Hedge funds behind local news decline

Nonprofit news is the future. We need to upend the system and walk away from legacy outlets (as they slowly become big businesses themselves). Alden Global Capital is one of many hedge funds buying and gutting newsrooms across the country. That, compounded with the rise in technology, social media, 24-hour news cycle, the subsequent constant need for new content, and the competition among the millions of other outlets, could kill the industry — or will forcibly funnel all of society’s attention to one or two big players.

Nonprofit newsrooms need help to get off the ground with public funding and philanthropic billionaires, at least for a few years. If the outlet flops, the donor can walk away because the website is less of a liability than a mega outfit. However, we cannot rely on the will of billionaires forever. We need more public funding. Journalism is a public good codified in the Constitution’s First Amendment. The public has the right to be informed. Studies show outlets like NPR can see higher trust among audiences, dispelling skeptics who say government-backed journalism is scoffed at from the start.

We need regulations on social media companies, but we should not ban it, obviously it is an incredible tool to share and receive information. Realistically, we must embrace social media to build trust with our readers. We need to increase confidence and get involved with our local nonprofit news communities where we work. This could look like hosting weekly events: maybe one at a coffee spot near an elementary school and the next at a community board meeting — we need to connect with the readers to make them feel a part of the conversation.

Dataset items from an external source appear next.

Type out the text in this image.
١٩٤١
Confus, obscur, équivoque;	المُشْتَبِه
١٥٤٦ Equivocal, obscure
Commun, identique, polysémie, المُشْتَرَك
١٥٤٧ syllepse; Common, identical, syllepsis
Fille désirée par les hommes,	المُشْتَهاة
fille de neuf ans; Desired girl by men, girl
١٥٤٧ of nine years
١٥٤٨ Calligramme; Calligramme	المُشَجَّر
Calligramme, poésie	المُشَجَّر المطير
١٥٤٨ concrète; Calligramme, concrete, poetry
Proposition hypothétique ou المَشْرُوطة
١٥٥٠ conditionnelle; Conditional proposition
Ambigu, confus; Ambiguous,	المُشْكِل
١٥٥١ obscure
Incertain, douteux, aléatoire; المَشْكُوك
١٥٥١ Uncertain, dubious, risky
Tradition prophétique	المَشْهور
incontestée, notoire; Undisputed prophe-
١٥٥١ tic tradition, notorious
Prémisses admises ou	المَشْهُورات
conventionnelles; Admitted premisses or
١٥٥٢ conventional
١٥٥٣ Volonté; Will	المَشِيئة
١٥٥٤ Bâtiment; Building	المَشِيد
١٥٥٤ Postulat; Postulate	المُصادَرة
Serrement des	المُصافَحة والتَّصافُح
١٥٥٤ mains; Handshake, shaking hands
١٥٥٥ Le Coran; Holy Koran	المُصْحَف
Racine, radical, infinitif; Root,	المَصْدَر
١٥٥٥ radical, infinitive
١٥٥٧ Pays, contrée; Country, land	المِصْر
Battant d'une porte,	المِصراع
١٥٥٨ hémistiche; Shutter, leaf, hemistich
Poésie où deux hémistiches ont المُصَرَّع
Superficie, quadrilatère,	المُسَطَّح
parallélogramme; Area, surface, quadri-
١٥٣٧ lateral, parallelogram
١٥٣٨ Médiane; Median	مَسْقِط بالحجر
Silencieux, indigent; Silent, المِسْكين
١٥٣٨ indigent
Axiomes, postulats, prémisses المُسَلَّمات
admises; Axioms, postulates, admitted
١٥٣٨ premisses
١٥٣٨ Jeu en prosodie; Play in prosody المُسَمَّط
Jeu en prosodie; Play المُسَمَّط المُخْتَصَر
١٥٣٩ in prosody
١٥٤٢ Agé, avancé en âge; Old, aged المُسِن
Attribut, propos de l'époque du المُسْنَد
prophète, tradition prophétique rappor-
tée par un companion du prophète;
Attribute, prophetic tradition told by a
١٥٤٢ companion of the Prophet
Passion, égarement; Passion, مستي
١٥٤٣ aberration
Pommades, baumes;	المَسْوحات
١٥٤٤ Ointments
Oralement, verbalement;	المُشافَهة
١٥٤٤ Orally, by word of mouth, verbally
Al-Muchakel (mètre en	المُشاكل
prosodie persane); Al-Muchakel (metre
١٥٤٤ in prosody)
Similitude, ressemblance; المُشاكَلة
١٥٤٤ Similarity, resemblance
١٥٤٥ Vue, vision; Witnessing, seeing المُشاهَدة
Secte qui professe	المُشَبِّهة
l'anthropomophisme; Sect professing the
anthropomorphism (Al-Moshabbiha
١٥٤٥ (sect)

Another pillar of my plan is engaging news apps that mirror social media sites. We need a competing news app to Instagram and TikTok, but not one for all, individual apps for each local newsroom (which may become easier to create with AI). Once we find a model that works, we focus on driving traffic directly to the site and direct-to-consumer subscriptions, with a respectable fee for readers over a certain income and a small sum for those who earn less. (I realize this will be difficult.) Did someone say tax the rich and feed the poor?

View from the sixth floor of Pulitzer Hall at Columbia University Graduate School of Journalism in late September 2023.